A principal implicação prática da Doutrina é que o Presidente deve ter o poder irrestrito de Direcionar e de Remover qualquer funcionário do Executivo (incluindo agências reguladoras), sem necessidade de aprovação do Congresso e sem restrições de "causa justa", excluídos os ocupantes de cargos cuja função seja puramente judicial ou legislativa.
A investidura do Presidente, com arrimo na UET, no poder irrestrito de remover qualquer funcionário da Administração é a força motriz para a promoção do princípio da “lealdade ao líder”, em detrimento da “lealdade à lei”. Os sistemas democráticos são baseados na soberania da lei (Rule of Law), e não na soberania de um indivíduo, típica de regimes autoritários. Em regimes democráticos, o Civil Service (serviço público) é orientado para funcionar como uma burocracia técnica e politicamente neutra, cuja função é executar as leis de forma consistente, independentemente de quem ocupe o Poder. Em tais regimes, a lealdade do funcionário deve ser à Constituição e às leis, garantindo a continuidade e a impessoalidade da Administração.
Mas o Presidente Trump é contra as ideias que limitam o poder do Executivo e vai além dos limites da UET. Na sua concepção hiper presidencialista do Poder, a atual Administração norte-americana entende que o sufrágio universal autoriza tudo, durante o mandato, e que juízes não eleitos não deveriam ousar se colocar contra as decisões do presidente eleito, desconsiderando os freios impostos pelo Judiciário.
O presidente Trump ignora ordens judiciais, violando o Estado de Direito; fere o pacto federativo ao mandar forças nacionais para reprimir dissidentes políticos em Estados de maioria Democrata, desrespeitando a autonomia estadual; despreza garantias dos funcionários públicos, promovendo demissões em massa por e-mail, politizando desta forma a máquina estatal e desmantelando a estabilidade administrativa, além de minar a capacidade técnica e a independência da burocracia; e utiliza-se da sua influência partidária para ameaçar os deputados e senadores que compõe a maioria republicana de dificultar as suas candidaturas à reeleição, se não seguirem a orientação do Executivo, nas votações, comprometendo o princípio da separação de Poderes.
O Federalismo é um princípio fundante dos EUA que garante a distribuição de poder entre o governo central e os governos estaduais, estabelecendo uma "dupla soberania". Essa estrutura visa proteger a liberdade, impedindo a concentração total de poder no governo federal (manifestação do princípio do governo limitado); e permitir a pluralidade, dando aos estados autonomia para gerir suas políticas internas, como segurança e educação.

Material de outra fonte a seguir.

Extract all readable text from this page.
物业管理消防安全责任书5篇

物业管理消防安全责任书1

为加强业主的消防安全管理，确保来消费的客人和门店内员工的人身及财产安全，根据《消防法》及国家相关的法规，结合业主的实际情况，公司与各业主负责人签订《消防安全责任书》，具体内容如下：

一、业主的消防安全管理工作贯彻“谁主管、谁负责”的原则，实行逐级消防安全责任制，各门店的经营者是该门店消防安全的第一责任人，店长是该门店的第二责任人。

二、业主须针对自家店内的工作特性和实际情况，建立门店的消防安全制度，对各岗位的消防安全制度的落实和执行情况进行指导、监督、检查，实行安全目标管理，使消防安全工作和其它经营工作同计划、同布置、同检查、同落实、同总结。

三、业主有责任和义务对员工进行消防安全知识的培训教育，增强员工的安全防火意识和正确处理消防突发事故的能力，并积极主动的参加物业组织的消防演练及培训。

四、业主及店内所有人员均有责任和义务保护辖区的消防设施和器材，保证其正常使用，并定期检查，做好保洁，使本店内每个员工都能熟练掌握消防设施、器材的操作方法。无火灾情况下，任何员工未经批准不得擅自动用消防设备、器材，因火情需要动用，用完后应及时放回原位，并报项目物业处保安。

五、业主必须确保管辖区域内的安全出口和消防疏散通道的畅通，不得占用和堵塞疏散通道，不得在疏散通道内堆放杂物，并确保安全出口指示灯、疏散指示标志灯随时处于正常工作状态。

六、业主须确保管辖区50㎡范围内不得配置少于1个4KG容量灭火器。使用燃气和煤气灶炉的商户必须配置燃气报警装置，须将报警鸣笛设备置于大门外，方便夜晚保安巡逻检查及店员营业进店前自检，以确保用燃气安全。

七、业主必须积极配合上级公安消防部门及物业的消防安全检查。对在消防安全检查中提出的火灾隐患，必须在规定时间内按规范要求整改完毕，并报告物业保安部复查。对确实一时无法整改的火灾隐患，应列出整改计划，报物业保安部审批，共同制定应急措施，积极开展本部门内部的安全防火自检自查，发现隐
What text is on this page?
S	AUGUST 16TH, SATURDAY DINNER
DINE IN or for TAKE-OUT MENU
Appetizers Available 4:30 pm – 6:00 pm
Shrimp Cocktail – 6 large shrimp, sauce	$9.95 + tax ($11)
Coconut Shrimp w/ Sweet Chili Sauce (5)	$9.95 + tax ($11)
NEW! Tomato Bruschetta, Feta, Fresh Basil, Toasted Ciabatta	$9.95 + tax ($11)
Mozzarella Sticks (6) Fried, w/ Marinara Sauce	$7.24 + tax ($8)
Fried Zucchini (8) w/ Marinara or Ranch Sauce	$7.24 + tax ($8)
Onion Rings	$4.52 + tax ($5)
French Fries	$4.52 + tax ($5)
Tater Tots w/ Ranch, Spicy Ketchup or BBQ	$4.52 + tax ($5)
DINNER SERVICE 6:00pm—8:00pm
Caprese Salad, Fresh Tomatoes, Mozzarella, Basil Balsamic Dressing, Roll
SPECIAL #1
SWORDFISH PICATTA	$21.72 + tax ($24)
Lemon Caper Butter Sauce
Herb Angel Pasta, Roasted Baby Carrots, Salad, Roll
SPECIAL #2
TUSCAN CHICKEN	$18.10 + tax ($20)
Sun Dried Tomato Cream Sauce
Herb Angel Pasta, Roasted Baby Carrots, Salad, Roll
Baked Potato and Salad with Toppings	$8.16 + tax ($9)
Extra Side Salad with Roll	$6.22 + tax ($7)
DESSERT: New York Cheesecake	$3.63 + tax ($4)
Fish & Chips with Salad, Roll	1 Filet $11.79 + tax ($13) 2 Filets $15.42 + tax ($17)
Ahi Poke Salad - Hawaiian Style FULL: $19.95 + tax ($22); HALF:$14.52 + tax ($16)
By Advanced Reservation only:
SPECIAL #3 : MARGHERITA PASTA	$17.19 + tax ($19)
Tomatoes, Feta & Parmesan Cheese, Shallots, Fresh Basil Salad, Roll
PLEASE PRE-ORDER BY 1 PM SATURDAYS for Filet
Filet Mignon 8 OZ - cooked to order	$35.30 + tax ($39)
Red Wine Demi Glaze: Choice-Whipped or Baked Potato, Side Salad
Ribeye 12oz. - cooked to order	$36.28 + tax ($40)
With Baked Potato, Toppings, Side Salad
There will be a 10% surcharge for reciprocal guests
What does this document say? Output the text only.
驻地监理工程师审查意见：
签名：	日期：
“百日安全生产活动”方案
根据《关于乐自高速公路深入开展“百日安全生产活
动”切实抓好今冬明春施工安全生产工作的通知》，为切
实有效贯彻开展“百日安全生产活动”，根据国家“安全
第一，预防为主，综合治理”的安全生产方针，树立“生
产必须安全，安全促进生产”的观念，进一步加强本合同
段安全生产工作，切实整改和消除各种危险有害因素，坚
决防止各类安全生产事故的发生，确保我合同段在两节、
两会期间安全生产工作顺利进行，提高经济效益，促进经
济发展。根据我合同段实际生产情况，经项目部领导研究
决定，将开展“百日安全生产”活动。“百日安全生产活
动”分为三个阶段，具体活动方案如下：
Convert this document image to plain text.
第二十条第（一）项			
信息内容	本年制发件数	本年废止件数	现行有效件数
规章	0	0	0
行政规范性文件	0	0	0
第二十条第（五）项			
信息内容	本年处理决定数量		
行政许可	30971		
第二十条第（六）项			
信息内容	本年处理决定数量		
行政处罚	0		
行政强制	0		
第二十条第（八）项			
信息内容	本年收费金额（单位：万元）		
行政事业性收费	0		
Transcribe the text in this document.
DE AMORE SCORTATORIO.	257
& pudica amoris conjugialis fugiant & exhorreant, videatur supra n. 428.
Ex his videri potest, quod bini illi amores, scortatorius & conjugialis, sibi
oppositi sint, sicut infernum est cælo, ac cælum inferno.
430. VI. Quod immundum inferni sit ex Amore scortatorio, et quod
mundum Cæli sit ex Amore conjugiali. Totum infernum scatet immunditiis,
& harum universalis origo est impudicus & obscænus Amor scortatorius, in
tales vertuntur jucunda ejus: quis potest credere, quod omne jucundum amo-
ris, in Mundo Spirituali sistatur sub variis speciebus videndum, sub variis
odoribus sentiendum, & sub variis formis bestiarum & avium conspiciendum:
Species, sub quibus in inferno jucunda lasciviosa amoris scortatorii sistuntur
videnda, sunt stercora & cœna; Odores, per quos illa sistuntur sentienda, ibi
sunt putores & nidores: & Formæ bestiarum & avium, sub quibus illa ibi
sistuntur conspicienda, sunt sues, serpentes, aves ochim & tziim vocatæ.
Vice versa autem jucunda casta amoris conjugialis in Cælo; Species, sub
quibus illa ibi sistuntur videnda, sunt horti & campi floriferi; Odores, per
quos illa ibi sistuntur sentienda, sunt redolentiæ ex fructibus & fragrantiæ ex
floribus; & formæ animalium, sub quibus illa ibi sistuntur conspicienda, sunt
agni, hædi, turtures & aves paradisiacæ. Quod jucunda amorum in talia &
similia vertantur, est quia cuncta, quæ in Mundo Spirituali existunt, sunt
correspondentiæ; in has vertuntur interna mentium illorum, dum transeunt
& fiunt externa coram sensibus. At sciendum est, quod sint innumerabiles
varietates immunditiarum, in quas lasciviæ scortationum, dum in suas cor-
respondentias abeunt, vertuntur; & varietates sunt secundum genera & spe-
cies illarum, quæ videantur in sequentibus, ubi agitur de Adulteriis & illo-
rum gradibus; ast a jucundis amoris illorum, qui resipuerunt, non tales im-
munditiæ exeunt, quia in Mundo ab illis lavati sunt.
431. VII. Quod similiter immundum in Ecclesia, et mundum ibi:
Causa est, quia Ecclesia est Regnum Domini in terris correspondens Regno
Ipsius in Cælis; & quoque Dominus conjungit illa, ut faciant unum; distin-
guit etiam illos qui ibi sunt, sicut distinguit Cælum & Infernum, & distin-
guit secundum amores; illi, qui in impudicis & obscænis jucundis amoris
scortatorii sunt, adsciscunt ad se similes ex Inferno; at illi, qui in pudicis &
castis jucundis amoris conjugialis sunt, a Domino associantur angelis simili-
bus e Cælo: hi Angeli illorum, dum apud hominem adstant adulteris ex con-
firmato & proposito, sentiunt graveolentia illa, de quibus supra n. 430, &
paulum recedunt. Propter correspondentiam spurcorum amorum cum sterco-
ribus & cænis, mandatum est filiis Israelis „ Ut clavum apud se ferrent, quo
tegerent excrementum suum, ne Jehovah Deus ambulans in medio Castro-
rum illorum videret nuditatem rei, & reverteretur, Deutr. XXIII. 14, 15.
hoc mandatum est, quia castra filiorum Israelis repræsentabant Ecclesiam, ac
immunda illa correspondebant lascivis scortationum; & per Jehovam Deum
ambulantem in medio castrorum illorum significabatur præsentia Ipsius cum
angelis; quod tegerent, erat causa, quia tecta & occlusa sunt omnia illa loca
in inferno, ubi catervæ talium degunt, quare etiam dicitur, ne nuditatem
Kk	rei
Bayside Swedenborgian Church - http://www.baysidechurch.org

Todavia, a atual Administração pratica o Federalismo Seletivo, que consiste na prática de defender a autonomia estadual somente quando ela está alinhada à agenda do Executivo Federal e de suprimir essa autonomia quando ela se opõe a tal agenda, o que representa uma distorção que fere o pacto federativo norte-americano.
Por seu turno, a ameaça de dificultar a reeleição de seus membros transforma o Congresso em um "Poder homologador" dos atos do Executivo, esvaziando a função constitucional de um Poder formalmente independente, o que representa uma falha sistêmica do checks and balances, pois o Legislativo abdica de sua função fiscalizadora em troca de sobrevivência política de seus membros, acelerando a marcha do autoritarismo.
Neste cenário, o congressista vive um dilema, pois ele depende da aprovação do líder para ser reeleito em sua circunscrição (especialmente em primárias). A oposição pública ao Executivo Federal pode resultar na retirada do apoio político do líder, na destinação de fundos para um rival nas primárias ou, pior, em um endosso a um oponente mais leal. O congressista se ver forçado a escolher entre sua obrigação constitucional de fiscalizar o Executivo (Lealdade à Lei) e a submissão ao chefe do Executivo (Lealdade ao Líder), para assegurar a sua sobrevivência política, garantindo a sua reeleição.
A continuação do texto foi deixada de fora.